If after trying that you still have a problem then you should create a new issue and provide all of the details requested in the issue template.

peppekerstens commented 5 years ago

Maybe i was not clear enough in my previous post in this thread; I am willing to offer help/time to confirm and/or test the issue at hand discussed in thread. Other seem reluctant to do so. I do have a working setup with similar hardware which seem to work with latest build.

It seemed only prudent to inform you of my issue; as I am new to Marlin and do not know if it may be of influence on this one. I feel like it is not, but you may have a different perspective on that. It would be a waste of time if it was and I did not mention it first. That's it.

If that is not appreciated or wanted, so be it.

I actually have posted exactly one earlier message in this repo..... I deemed it to be polite to search in/for related existing issues instead of just dumbly creating new ones and thus overwhelming developers with doubles. That can sometimes be 'a hit and miss' exercise.

I do not do facebook, thank you very much. I will have I look in/on Discord if I can't fix it myself. Thank you for pointing that out.
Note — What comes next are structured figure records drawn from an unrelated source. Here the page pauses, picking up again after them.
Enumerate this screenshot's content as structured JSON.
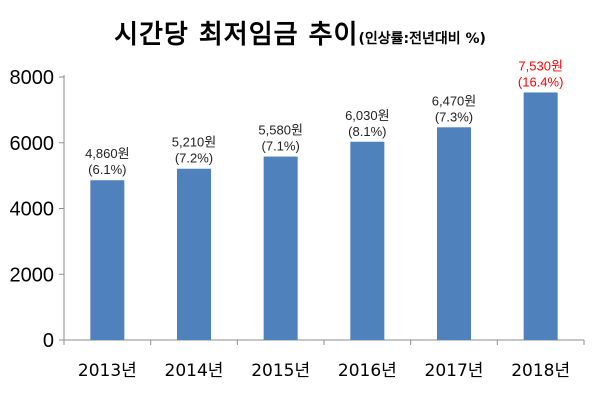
{
  "chart_data": {
    "type": "bar",
    "title": "시간당 최저임금 추이",
    "subtitle": "(인상률:전년대비 %)",
    "categories": [
      "2013년",
      "2014년",
      "2015년",
      "2016년",
      "2017년",
      "2018년"
    ],
    "values": [
      4860,
      5210,
      5580,
      6030,
      6470,
      7530
    ],
    "value_labels": [
      "4,860원",
      "5,210원",
      "5,580원",
      "6,030원",
      "6,470원",
      "7,530원"
    ],
    "growth_labels": [
      "(6.1%)",
      "(7.2%)",
      "(7.1%)",
      "(8.1%)",
      "(7.3%)",
      "(16.4%)"
    ],
    "ylim": [
      0,
      8000
    ],
    "yticks": [
      0,
      2000,
      4000,
      6000,
      8000
    ],
    "xlabel": "",
    "ylabel": "",
    "grid": false,
    "colors": {
      "bar": "#4f81bd",
      "highlight_label": "#ff0000",
      "axis": "#8c8c8c"
    }
  }
}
gloomyandy commented 5 years ago

@peppekerstens I'm sure help on this issue would be appreciated, however I do think given the nature of the problem discussed in this issue it makes sense to resolve any other problems you are having first to avoid any (further) confusion. I just happened to see your other post and could see that you are new to Marlin so wanted to offer some guidance as to the best way to resolve the problems you are having, no offence was intended.
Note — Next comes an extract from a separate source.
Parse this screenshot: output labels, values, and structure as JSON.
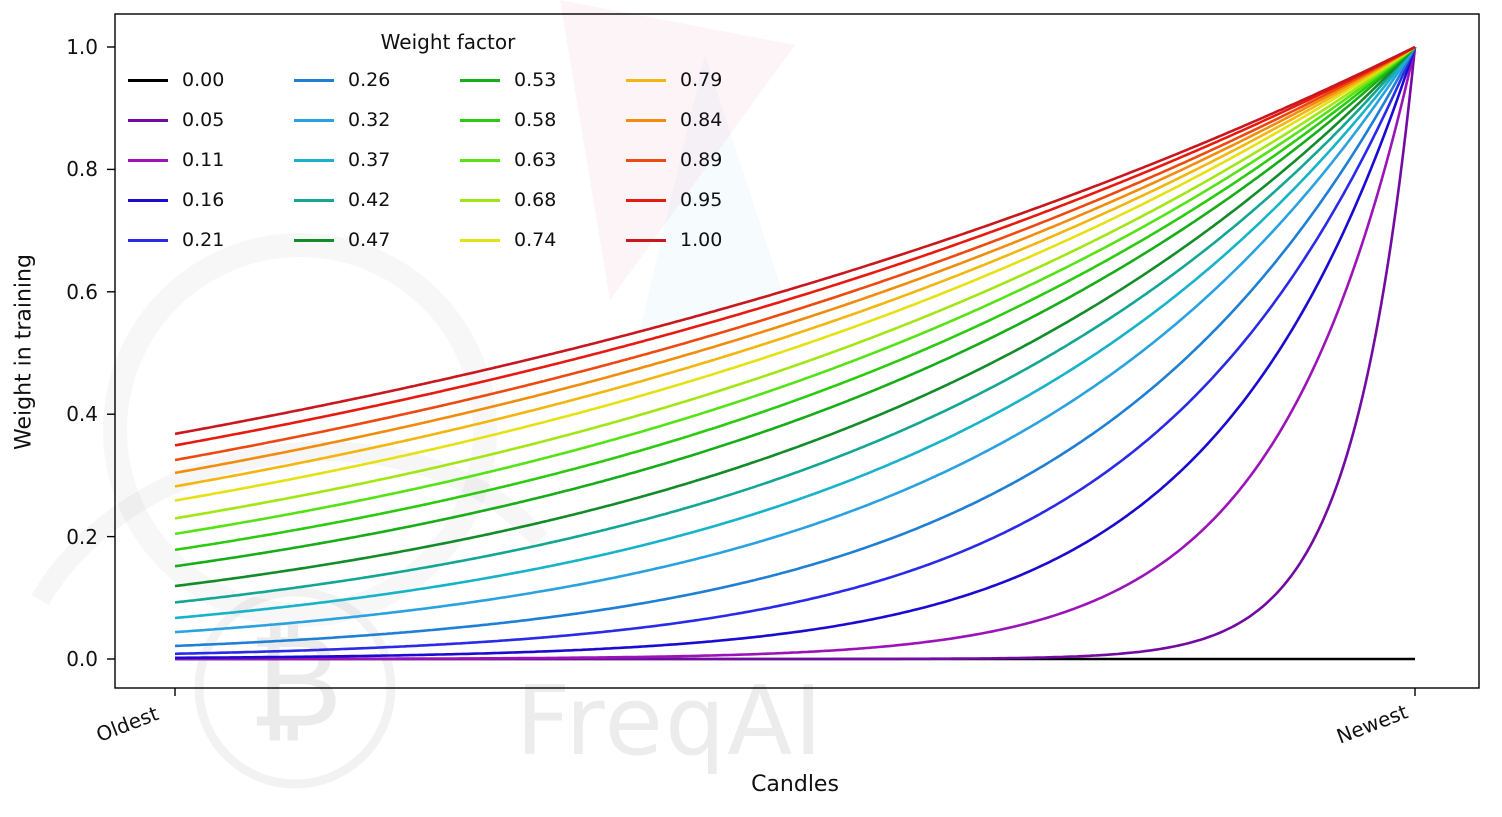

The other resources I mentioned are typically more interactive and have a wider audience than items posted here and tend to be a better way to resolve problems, and identify actual issues. It is a pity you do not use Facebook as there has been a lot of activity and useful information about the hardware you are using on the groups there, but obviously that is your choice.

peppekerstens commented 5 years ago

Fixed (https://github.com/MarlinFirmware/Marlin/issues/14320) Still available for any testing/confirmation...

coleledger commented 5 years ago

Hey I have had similar problem I think to the original post. I have skr 1.3 that I cant re-flash over USB anymmore after I held rest button over just uplug replug method. It wont show in finder even if I remove micro SD from SKR board and put it in a SD card reader. I can still see when I run a "ls /dev/" that my USBModem14101 or USBModem14201 is still active. I can connect with Pronterface but have no way to change the firmware. I also see in PIO with VSC that USBmodem1401 is in my devices but cant flash it. I am running VSC with PIO on mac os. I can add more information but I am not sure what else to add thanks

boelle commented 4 years ago

@neox3 is the issue still there?

boelle commented 4 years ago

Lack of Activity This issue is being closed due to lack of activity. If you have solved the issue, please let us know how you solved it. If you haven't, please tell us what else you've tried in the meantime, and possibly this issue will be reopened.

github-actions[bot] commented 4 years ago

This issue has been automatically locked since there has not been any recent activity after it was closed. Please open a new issue for related bugs.